The short film Trusha shows the life of a boy growing in a Russian orphanage. It is just 22 minutes, but lingers with me still, two weeks after watching it – a haunting feeling of ache and love for a tender boy whose hopes and hurts reflect those of many.
Truth be told, even for those who care deeply about orphaned children, it is often hard to imagine what the world looks like through their eyes or what it feels like through their heart. As much as any film I’ve seen, Trusha gives a taste of that experience.
Perhaps that is because Trusha was crafted by a filmmaker who knew this reality intimately. Eduard Zholonin grew up in a Russian orphanage and made the film as a tribute to a friend, Trusha, who’d grown up with him and died at 18.

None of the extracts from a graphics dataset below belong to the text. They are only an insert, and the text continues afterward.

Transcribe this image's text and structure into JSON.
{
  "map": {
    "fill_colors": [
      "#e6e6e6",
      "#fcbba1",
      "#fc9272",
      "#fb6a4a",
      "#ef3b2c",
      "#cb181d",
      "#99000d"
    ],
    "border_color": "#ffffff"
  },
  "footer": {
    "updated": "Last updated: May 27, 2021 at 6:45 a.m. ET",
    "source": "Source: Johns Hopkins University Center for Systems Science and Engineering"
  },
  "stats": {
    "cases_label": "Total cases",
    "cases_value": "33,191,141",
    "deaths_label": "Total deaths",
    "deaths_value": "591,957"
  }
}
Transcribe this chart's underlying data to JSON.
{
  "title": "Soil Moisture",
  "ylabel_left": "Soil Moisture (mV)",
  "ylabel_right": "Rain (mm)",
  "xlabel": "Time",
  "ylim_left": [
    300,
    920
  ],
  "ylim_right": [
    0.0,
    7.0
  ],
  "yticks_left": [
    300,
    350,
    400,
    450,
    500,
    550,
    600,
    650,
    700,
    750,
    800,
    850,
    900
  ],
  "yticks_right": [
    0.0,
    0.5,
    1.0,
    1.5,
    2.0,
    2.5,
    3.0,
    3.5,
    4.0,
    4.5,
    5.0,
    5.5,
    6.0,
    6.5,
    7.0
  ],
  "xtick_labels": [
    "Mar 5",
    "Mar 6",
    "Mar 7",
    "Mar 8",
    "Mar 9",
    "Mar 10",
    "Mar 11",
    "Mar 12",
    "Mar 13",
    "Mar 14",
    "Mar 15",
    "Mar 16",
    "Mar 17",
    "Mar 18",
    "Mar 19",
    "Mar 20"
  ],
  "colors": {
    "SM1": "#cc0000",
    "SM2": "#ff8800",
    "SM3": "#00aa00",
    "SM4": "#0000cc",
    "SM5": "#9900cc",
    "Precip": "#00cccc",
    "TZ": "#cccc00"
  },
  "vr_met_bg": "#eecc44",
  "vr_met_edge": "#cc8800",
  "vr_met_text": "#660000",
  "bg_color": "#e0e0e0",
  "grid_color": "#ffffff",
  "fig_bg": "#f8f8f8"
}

Trusha was made with a limited budget. But its cinematography, acting and music are very well done. They work powerfully together to provide unforgettable swatches of the emotions and experiences of a child growing up without family, both beautiful and heartbreaking. (You can watch Trusha at no cost via Vimeo below)
Far too often, debates about child welfare systems, adoption ethics and ideal forms of care leave out the voice of the children themselves: those who felt the sharp pinch of deprivation, the paralyzing fear of predators, the gray of loveless caregivers, the ache of longing to belong.
That is an error that needs to be corrected. And voices like Eduard Zholonin’s – artfully conveyed through a film like Trusha – are precisely what we need more of.
Zholonin is now working to raise the funds for a full-length film based on a famous Russia novel about an orphan during WWII. If Trusha is any indication, that’s a film that needs to be made.